Assume you have entity Movie and an inner class in your codebase Movie.Cast which implements serializeable.

There is a one to many relationship between Movie and Cast.

Then you can add it to your entity as follows:

movie.addSerializedProperty("casts", "List<Cast>", "List<Cast>").addImport("java.util.List")
    .addImport(schema.getDefaultJavaPackage() + "." + "Movie.Cast");

This will create two fields inside MovieBase class; private byte[] __casts and private List<Cast> casts.
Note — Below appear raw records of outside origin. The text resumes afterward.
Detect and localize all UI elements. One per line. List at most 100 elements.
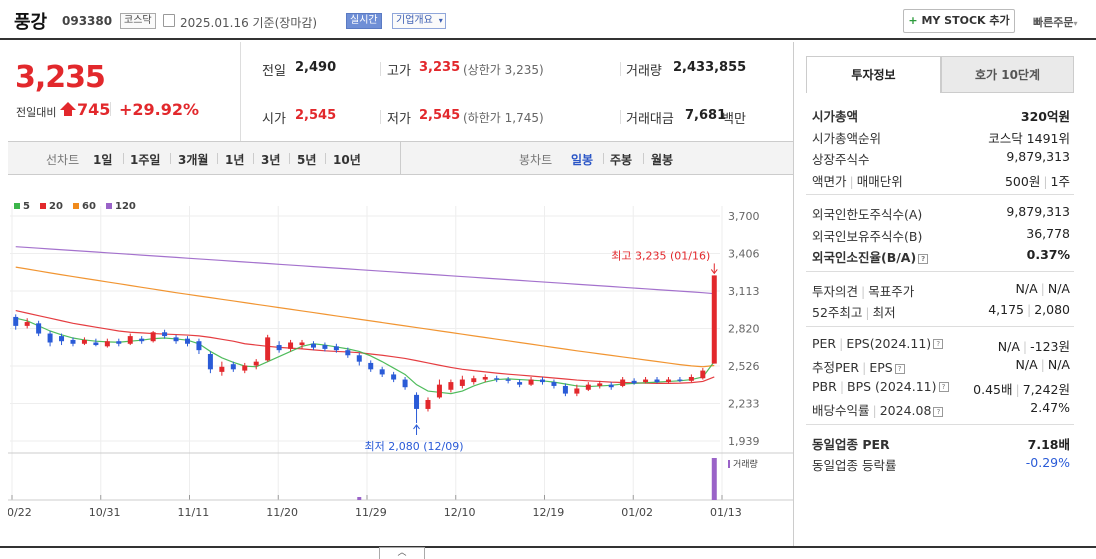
collapse-chevron-icon[interactable]: ︿ [379,547,425,559]
x-tick-label: 12/19 [533,506,565,519]
separator: | [862,360,867,375]
candle [322,345,328,349]
calendar-icon [163,14,175,27]
amount-value: 7,681 [685,108,727,123]
divider [806,325,1074,327]
info-row: 외국인보유주식수(B) 36,778 [812,224,1070,244]
info-row: 동일업종 등락률 -0.29% [812,453,1070,473]
info-value: 9,879,313 [1006,204,1070,219]
divider [123,153,124,164]
legend-label: 5 [23,201,30,212]
candle [36,323,42,334]
period-5y[interactable]: 5년 [297,153,317,167]
chart-svg: 3,700 3,406 3,113 2,820 2,526 2,233 1,939 10/22… [0,201,793,519]
candle-weekly[interactable]: 주봉 [610,153,633,167]
divider [217,153,218,164]
divider [603,153,604,164]
volume-value: 2,433,855 [673,60,747,75]
candle [505,379,511,381]
volume-bar [357,497,362,500]
price-chart[interactable]: 3,700 3,406 3,113 2,820 2,526 2,233 1,939 10/22… [0,175,793,555]
help-icon[interactable]: ? [933,339,944,349]
info-value: 2.47% [1030,400,1070,415]
stock-code: 093380 [62,14,113,28]
period-3y[interactable]: 3년 [261,153,281,167]
candle [230,364,236,370]
info-key: 투자의견 | 목표주가 [812,283,915,299]
y-tick-label: 3,113 [728,285,760,298]
separator: | [839,378,845,394]
period-3m[interactable]: 3개월 [178,153,209,167]
divider [793,42,794,547]
candle [299,342,305,346]
x-tick-label: 10/31 [89,506,121,519]
candle-chart-caption: 봉차트 [519,153,553,167]
candle-daily[interactable]: 일봉 [571,153,594,167]
divider [620,110,621,124]
company-info-button[interactable]: 기업개요 ▾ [392,13,446,29]
info-value: N/A | -123원 [997,338,1070,354]
info-value-2: N/A [1047,357,1070,372]
help-icon[interactable]: ? [918,253,929,264]
high-value: 3,235 [419,60,461,75]
candle [517,382,523,385]
help-icon[interactable]: ? [938,382,949,392]
candle [265,337,271,361]
info-value-2: -123원 [1030,338,1070,354]
my-stock-add-button[interactable]: + MY STOCK 추가 [903,9,1015,33]
help-icon[interactable]: ? [894,363,905,374]
candle [654,379,660,383]
candle [276,345,282,351]
candle [414,394,420,409]
upper-limit: (상한가 3,235) [463,63,544,77]
info-value-2: N/A [1047,280,1070,296]
separator: | [849,173,854,189]
period-1d[interactable]: 1일 [93,153,113,167]
volume-label: 거래량 [626,64,662,79]
info-value: -0.29% [1025,455,1070,470]
candle [574,388,580,394]
info-value: 500원 | 1주 [1004,173,1070,189]
change-percent: +29.92% [119,100,200,119]
info-key: 시가총액 [812,109,859,124]
candle-monthly[interactable]: 월봉 [651,153,674,167]
quick-order-label: 빠른주문 [1033,16,1074,29]
period-10y[interactable]: 10년 [333,153,361,167]
info-row: 액면가 | 매매단위 500원 | 1주 [812,169,1070,189]
realtime-button[interactable]: 실시간 [346,13,382,29]
divider [380,110,381,124]
info-row: 외국인한도주식수(A) 9,879,313 [812,202,1070,222]
info-value: 36,778 [1026,225,1070,241]
period-1w[interactable]: 1주일 [130,153,161,167]
info-key: 52주최고 | 최저 [812,305,896,320]
high-arrow-head [710,269,718,275]
info-key: 배당수익률 | 2024.08? [812,400,944,419]
stock-header: 풍강 093380 코스닥 2025.01.16 기준(장마감) 실시간 기업개… [0,0,1096,40]
tab-hoga-10[interactable]: 호가 10단계 [941,56,1074,93]
info-row: 상장주식수 9,879,313 [812,147,1070,167]
divider [620,62,621,76]
open-value: 2,545 [295,108,337,123]
tab-invest-info[interactable]: 투자정보 [806,56,941,93]
candle [528,379,534,385]
candle [47,333,53,343]
candle [173,337,179,342]
info-value: N/A | N/A [1015,280,1070,296]
info-key: 시가총액순위 [812,130,882,146]
info-value: 9,879,313 [1006,149,1070,164]
info-row: 52주최고 | 최저 4,175 | 2,080 [812,300,1070,320]
ma-line-ma20 [15,309,715,384]
low-annotation: 최저 2,080 (12/09) [365,440,464,453]
y-tick-label: 3,700 [728,210,760,223]
info-key: 외국인소진율(B/A)? [812,247,929,266]
y-tick-label: 2,526 [728,360,760,373]
period-1y[interactable]: 1년 [225,153,245,167]
help-icon[interactable]: ? [933,406,944,417]
quick-order-button[interactable]: 빠른주문▾ [1033,14,1078,30]
info-row: 시가총액 320억원 [812,104,1070,124]
current-price: 3,235 [15,60,106,95]
info-row: 배당수익률 | 2024.08? 2.47% [812,398,1070,418]
divider [380,62,381,76]
separator: | [1015,381,1020,397]
candle [677,379,683,381]
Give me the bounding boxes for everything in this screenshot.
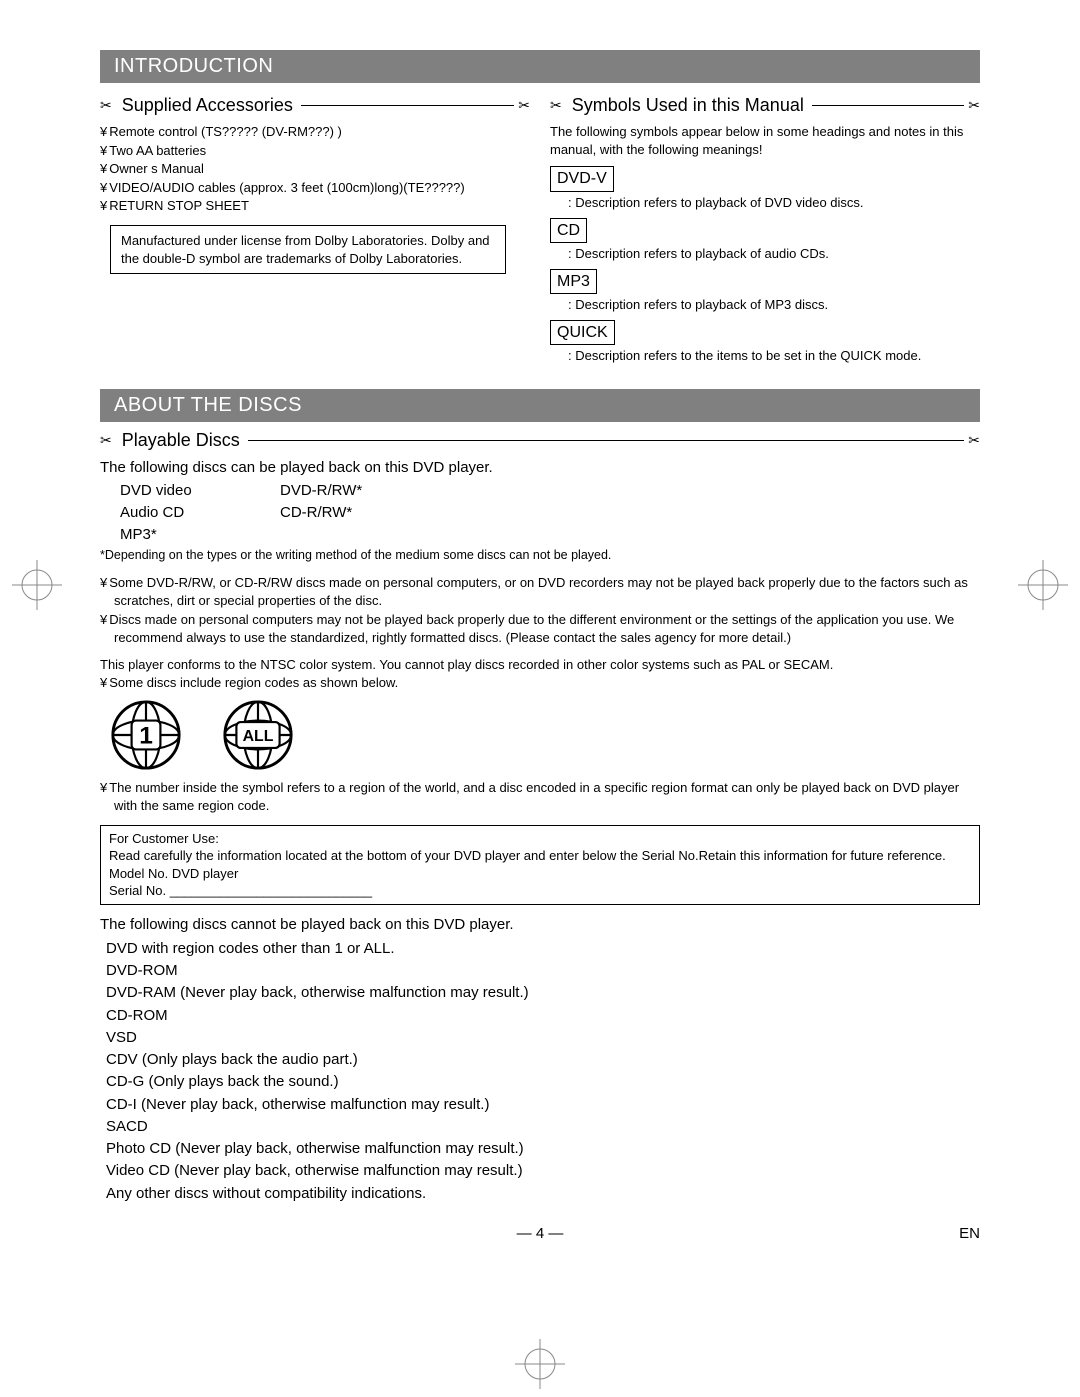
symbol-quick-label: QUICK — [550, 320, 615, 346]
scissor-icon: ✂ — [550, 96, 562, 115]
symbol-dvdv-label: DVD-V — [550, 166, 614, 192]
disc-note-item: Discs made on personal computers may not… — [100, 611, 980, 646]
disc-table-row: MP3* — [120, 525, 980, 545]
header-line — [812, 105, 964, 106]
symbols-col: ✂ Symbols Used in this Manual ✂ The foll… — [550, 89, 980, 371]
symbol-mp3-desc: Description refers to playback of MP3 di… — [568, 296, 980, 314]
region-note: The number inside the symbol refers to a… — [100, 779, 980, 814]
symbol-quick-desc: Description refers to the items to be se… — [568, 347, 980, 365]
cannot-item: DVD with region codes other than 1 or AL… — [106, 939, 980, 959]
cannot-item: CD-ROM — [106, 1006, 980, 1026]
disc-cell: DVD-R/RW* — [280, 481, 362, 501]
disc-cell: DVD video — [120, 481, 280, 501]
symbol-mp3-label: MP3 — [550, 269, 597, 295]
cannot-item: Photo CD (Never play back, otherwise mal… — [106, 1139, 980, 1159]
cannot-item: DVD-RAM (Never play back, otherwise malf… — [106, 983, 980, 1003]
disc-cell: CD-R/RW* — [280, 503, 352, 523]
region-note-text: The number inside the symbol refers to a… — [100, 779, 980, 814]
section-introduction-bar: INTRODUCTION — [100, 50, 980, 83]
customer-use-box: For Customer Use: Read carefully the inf… — [100, 825, 980, 905]
region-1-icon: 1 — [110, 699, 182, 771]
svg-text:ALL: ALL — [243, 728, 274, 745]
cannot-item: Any other discs without compatibility in… — [106, 1184, 980, 1204]
disc-notes: Some DVD-R/RW, or CD-R/RW discs made on … — [100, 574, 980, 646]
disc-footnote: *Depending on the types or the writing m… — [100, 547, 980, 564]
symbol-row: CD Description refers to playback of aud… — [550, 218, 980, 263]
section-about-bar: ABOUT THE DISCS — [100, 389, 980, 422]
region-intro-text: Some discs include region codes as shown… — [100, 674, 980, 692]
customer-line: Serial No. ____________________________ — [109, 882, 971, 900]
playable-intro: The following discs can be played back o… — [100, 458, 980, 478]
accessory-item: Owner s Manual — [100, 160, 530, 178]
region-intro: Some discs include region codes as shown… — [100, 674, 980, 692]
cannot-item: CDV (Only plays back the audio part.) — [106, 1050, 980, 1070]
cannot-item: DVD-ROM — [106, 961, 980, 981]
customer-line: Model No. DVD player — [109, 865, 971, 883]
intro-columns: ✂ Supplied Accessories ✂ Remote control … — [100, 89, 980, 371]
symbol-cd-desc: Description refers to playback of audio … — [568, 245, 980, 263]
page-number: — 4 — — [517, 1225, 564, 1242]
symbol-row: MP3 Description refers to playback of MP… — [550, 269, 980, 314]
crop-mark-icon — [515, 1339, 565, 1389]
cannot-item: CD-I (Never play back, otherwise malfunc… — [106, 1095, 980, 1115]
symbols-intro: The following symbols appear below in so… — [550, 123, 980, 158]
customer-line: Read carefully the information located a… — [109, 847, 971, 865]
symbol-cd-label: CD — [550, 218, 587, 244]
disc-table-row: DVD video DVD-R/RW* — [120, 481, 980, 501]
header-line — [248, 440, 964, 441]
symbols-title: Symbols Used in this Manual — [568, 93, 808, 117]
cannot-intro: The following discs cannot be played bac… — [100, 915, 980, 935]
supplied-accessories-header: ✂ Supplied Accessories ✂ — [100, 93, 530, 117]
symbol-row: DVD-V Description refers to playback of … — [550, 166, 980, 211]
symbol-dvdv-desc: Description refers to playback of DVD vi… — [568, 194, 980, 212]
region-all-icon: ALL — [222, 699, 294, 771]
about-discs-section: ABOUT THE DISCS ✂ Playable Discs ✂ The f… — [100, 389, 980, 1204]
disc-cell: Audio CD — [120, 503, 280, 523]
scissor-icon: ✂ — [968, 431, 980, 450]
accessory-item: Remote control (TS????? (DV-RM???) ) — [100, 123, 530, 141]
supplied-accessories-col: ✂ Supplied Accessories ✂ Remote control … — [100, 89, 530, 371]
disc-cell: MP3* — [120, 525, 280, 545]
crop-mark-icon — [12, 560, 62, 610]
accessory-item: VIDEO/AUDIO cables (approx. 3 feet (100c… — [100, 179, 530, 197]
crop-mark-icon — [1018, 560, 1068, 610]
scissor-icon: ✂ — [968, 96, 980, 115]
symbol-row: QUICK Description refers to the items to… — [550, 320, 980, 365]
header-line — [301, 105, 514, 106]
scissor-icon: ✂ — [100, 96, 112, 115]
page-language: EN — [959, 1224, 980, 1244]
cannot-list: DVD with region codes other than 1 or AL… — [100, 939, 980, 1204]
svg-text:1: 1 — [139, 723, 153, 750]
accessory-item: RETURN STOP SHEET — [100, 197, 530, 215]
accessory-item: Two AA batteries — [100, 142, 530, 160]
cannot-item: Video CD (Never play back, otherwise mal… — [106, 1161, 980, 1181]
scissor-icon: ✂ — [100, 431, 112, 450]
disc-table-row: Audio CD CD-R/RW* — [120, 503, 980, 523]
cannot-item: CD-G (Only plays back the sound.) — [106, 1072, 980, 1092]
playable-discs-header: ✂ Playable Discs ✂ — [100, 428, 980, 452]
symbols-header: ✂ Symbols Used in this Manual ✂ — [550, 93, 980, 117]
playable-discs-title: Playable Discs — [118, 428, 244, 452]
cannot-item: SACD — [106, 1117, 980, 1137]
dolby-license-box: Manufactured under license from Dolby La… — [110, 225, 506, 274]
cannot-item: VSD — [106, 1028, 980, 1048]
page-footer: — 4 — EN — [100, 1224, 980, 1244]
scissor-icon: ✂ — [518, 96, 530, 115]
ntsc-note: This player conforms to the NTSC color s… — [100, 656, 980, 674]
accessory-list: Remote control (TS????? (DV-RM???) ) Two… — [100, 123, 530, 215]
supplied-accessories-title: Supplied Accessories — [118, 93, 297, 117]
customer-line: For Customer Use: — [109, 830, 971, 848]
region-icons-row: 1 ALL — [110, 699, 980, 771]
disc-note-item: Some DVD-R/RW, or CD-R/RW discs made on … — [100, 574, 980, 609]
Unlike other properties which are protected, these are private to control serialization flow.

It will also generate following getter and setter:

public List<Cast> getCasts() {
    if(casts == null && __casts != null) {
       casts  = (List<Cast>) DbUtils.deserializeObject(__casts);
       __casts = null; //clear memory, before save, we'll re-serialize anyways if needed
    }
    return casts;
}

public void setCasts(List<Cast> casts) {
    this.casts = casts;
    __casts = null; //onBeforeSave will do serialization
}

Another hook in our custom implementation calls public void onBeforeSave() { on entity classes before they are saved to database. Inside that method, the following code exists:

if(__casts == null) {
    __casts = DbUtils.serializeObject(casts);
}

DbUtils.serializeObject just serializes given object into a byte array.

There is an obvious unnecessary re-serialization when saving the object but since we don't have any idea about the object, we cannot check if it is changed when read. Of course we could force caller to make an invalidate call or use some getWritable method but it would make the rest of the code ugly.

My further plan is to have something special for lists and return un-modifiable list.